Harmony Early Learning’s educational leader is a man on a mission to reshape ECEC
The Sector > Workforce > Advocacy > Harmony Early Learning’s educational leader is a man on a mission to reshape ECEC

Harmony Early Learning’s educational leader is a man on a mission to reshape ECEC

by Freya Lucas

September 14, 2021

Craig d’Arcy, the Educational Leader at Harmony Early Learning in Lennox Head is a man on a mission, seeking to change the “alarming” statistic which shows that only 2.7 per cent of the total staff working in early childhood education and care (ECEC) services identify as male. 


Reflecting on his own experiences of studying ECEC “alongside hundreds of women”, Mr d’Arcy began to consider ways to recruit, retain and support men in the sector. 

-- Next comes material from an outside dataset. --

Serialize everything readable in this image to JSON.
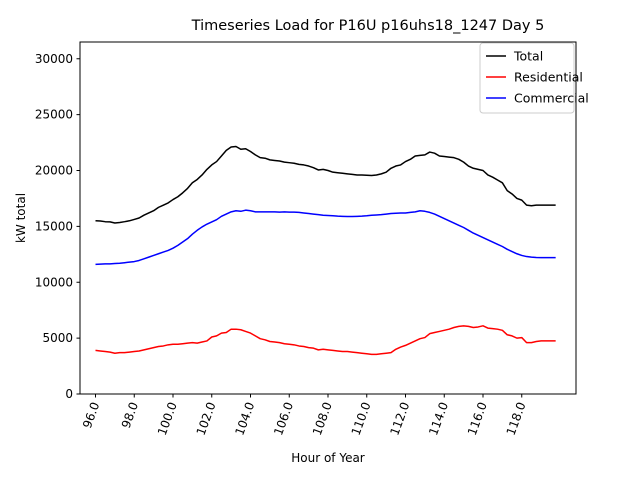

The most common challenge faced by the men he has spoken with over the years, in terms of choosing and continuing a role in the sector is the fear (imagined or otherwise) of having to deal with an allegation or suspicion of inappropriate behaviour, he said. 


There are other challenges, Mr d’Arcy continued, such as the gender stereotyped perception that the profession is for women only, or that caring for young children is ‘women’s work’. These challenges, he continued, can leave men studying or working on their own in isolation from other men in turn having a lack of other role models to be mentored and supported by.

To overcome these challenges, he has created the national Males in Early Childhood Network Group, which is advocating for increased acceptance of men within childcare services.


The group strives to eliminate professional isolation through mentoring support to students by experienced male workers and providing advice for students looking to enter the field.


Making ECEC spaces more enticing to male educators and leaders


One simple way that services can make their spaces more enticing to male educators, Mr d’Arcy said, is to showcase images of men in caring roles throughout the centre to provide a sense of belonging. 


“I have seen some services have success when they are able to articulate to their families and the team of educators about the benefits of having a male educator in the service. This can assist with providing clear expectations as well,” he added. 


Ultimately, however, “this is not a male versus female concern or issue; it is part of being a human being to care for our next generations. If you want to have meaning and satisfaction in your working life, and want to give to others, then educating and caring for young children could be a great option,” Mr d’Arcy said. 


“Rather than ‘hoping for’ more men to enter the profession, be clear with your advertising and show that you are actively recruiting men. They might need to be invited to begin with, but you will find that having a male (or men!) on your staff will add diversity to your team and ultimately lead to a more effective and responsive curriculum for children.”